Today FM struggling to get cut-through
New Zealand businesses have similarly gone on massive hiring sprees over the last year, while also throwing more money at staff threatening to leave. This has seen the negotiating power shift to workers, who have been able to secure better pay and working conditions.
These companies were responding to the immediate market conditions, rather than taking into consideration that we may see a reversion to the norm in the coming years. This now ultimately leaves both the companies and their workers in a precarious position.
The most public example of this at MediaWorks could be the massive investment in Today FM.
The company has poured money into this project to attract top talent and establish a brand capable of challenging the long-running supremacy of Newstalk ZB in the talkback space. Given the tight labour market, none of this would have come cheap but the investment would have seemed worthwhile at a time when the advertising market was cruising on a wave of pent-up consumer demand.
Media is often a gambling person’s game in that it’s incredibly difficult to pick what will succeed and what will fail. Even Netflix with all its money and algorithms struggles to get it right consistently.
The reality is that Today FM has struggled to get the cut-through it was hoping to achieve, with the station attracting only 100,000 weekly listeners in radio ratings tracking listenership between June and November. This was down 14,700 from the previous survey and leaves the station desperately clinging to its six-digit audience. Newstalk ZB meanwhile attracted 692,000 weekly listeners, sliding 8300 from its previous high.
Wallace has spent a lot of money hiring presenters Tova O’Brien, Duncan Garner, Mark Richardson, Polly Gillespie and others for Today FM.
But Today FM is only part of the broader picture here.
It’s worth remembering that MediaWorks management was open to being acquired by Sky Television as recently as June last year. The deal ultimately fell through, but it showed that international private equity firms – Oaktree Capital and Quadrant Private Equity – behind MediaWorks were clearly interested in offloading the company.
Mergers and acquisitions in the private equity scene dried up in the latter half of last year, as organisations became more risk-averse amid the changing economic conditions. There’s little appetite at the moment for companies to take a risk on a bloated media company making a loss.

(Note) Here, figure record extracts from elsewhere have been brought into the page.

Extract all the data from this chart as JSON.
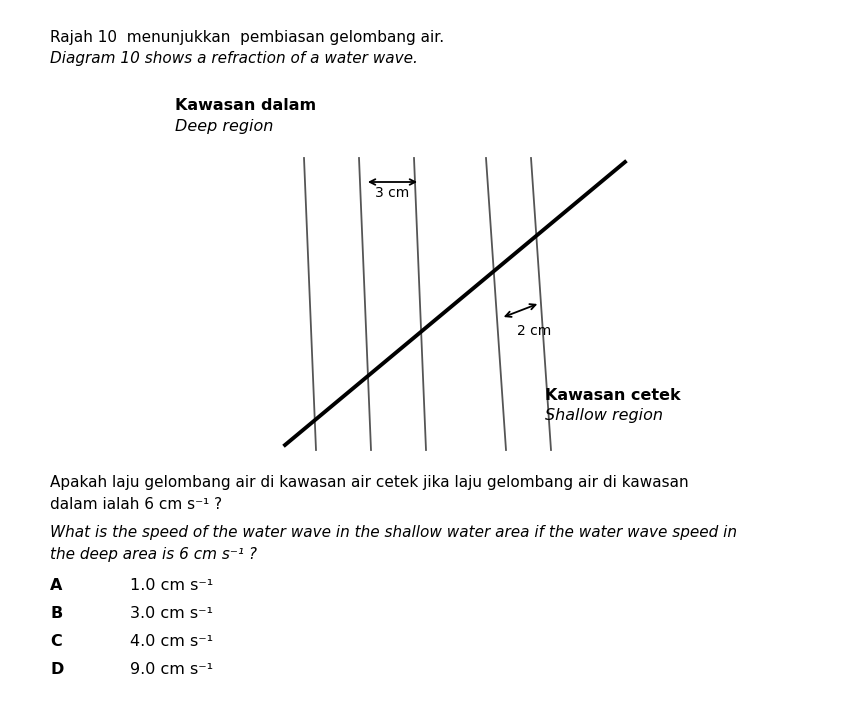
{
  "title_line1": "Rajah 10  menunjukkan  pembiasan gelombang air.",
  "title_line2": "Diagram 10 shows a refraction of a water wave.",
  "label_deep_bm": "Kawasan dalam",
  "label_deep_en": "Deep region",
  "label_shallow_bm": "Kawasan cetek",
  "label_shallow_en": "Shallow region",
  "wavelength_deep_label": "3 cm",
  "wavelength_shallow_label": "2 cm",
  "question_line1": "Apakah laju gelombang air di kawasan air cetek jika laju gelombang air di kawasan",
  "question_line2": "dalam ialah 6 cm s⁻¹ ?",
  "question_line3": "What is the speed of the water wave in the shallow water area if the water wave speed in",
  "question_line4": "the deep area is 6 cm s⁻¹ ?",
  "options": [
    {
      "letter": "A",
      "text": "1.0 cm s⁻¹"
    },
    {
      "letter": "B",
      "text": "3.0 cm s⁻¹"
    },
    {
      "letter": "C",
      "text": "4.0 cm s⁻¹"
    },
    {
      "letter": "D",
      "text": "9.0 cm s⁻¹"
    }
  ],
  "bg_color": "#ffffff",
  "text_color": "#000000",
  "wavefront_color": "#555555",
  "refraction_line_color": "#000000",
  "fig_width": 8.61,
  "fig_height": 7.23,
  "dpi": 100
}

MediaWorks’ latest accounts revealed a loss of $2.9 million for the year ended December 2021, following a loss of $4.8m in 2020. The company’s single biggest operating cost is staff salaries, accounting for more than two-thirds of the overall amount.

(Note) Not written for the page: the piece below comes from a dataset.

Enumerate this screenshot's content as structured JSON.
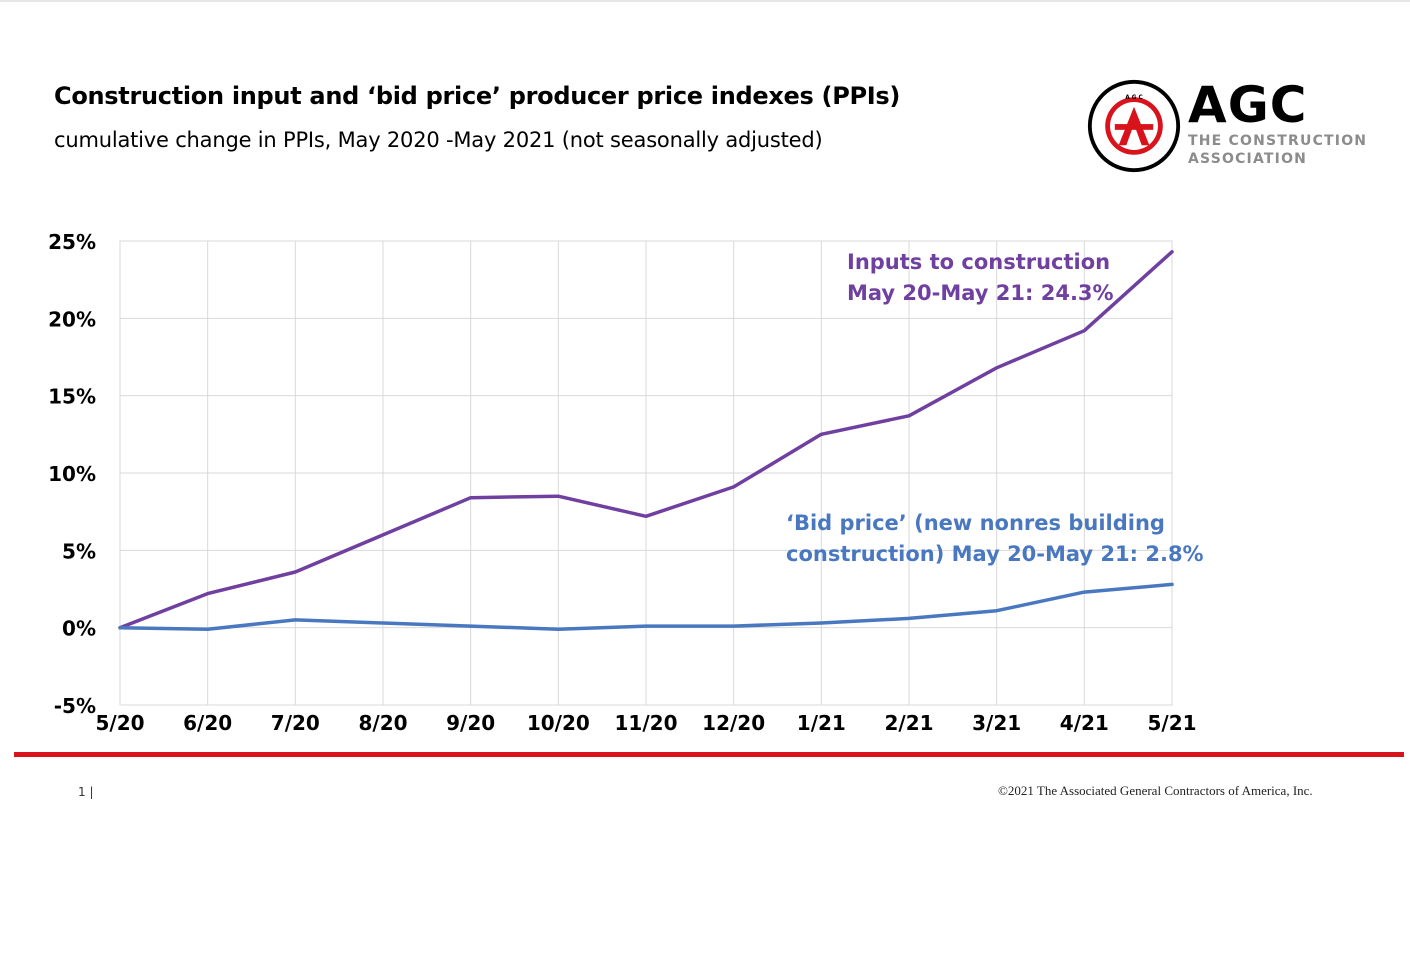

As brutal as this may seem, reducing staff numbers is simply the best way to neaten the balance sheet at a time when no company in the world wants to see losses or debt.
The pressure from investors and shareholders will be enormous in the coming months - something perhaps best captured in the recent example of Google, which, despite making billions in profits for years, has been slashing staff numbers.
After the recent round of 12,000 layoffs, activist investor Sir Chris Hohn chastised Google CEO Sundar Pichai by saying that the cuts simply did not go deep enough.
“The 12,000 jobs is a step in the right direction, but it does not even reverse the very strong headcount growth of 2022,” Hohn said in a letter to the Google boss.
“I believe that management should aim to reduce headcount to around 150,000. This would require a total headcount reduction in the order of 20 per cent.”
MediaWorks will not be the last New Zealand company in 2023 to be forced to make deep job cuts in the wake of the recruitment bonanza of the past few years.
Chief executives around the country are probably already sweating under the pressure from shareholders demanding swift action.
The reversion to business as usual will not feel good to the workers, who will again have to pay the price of the looming recession.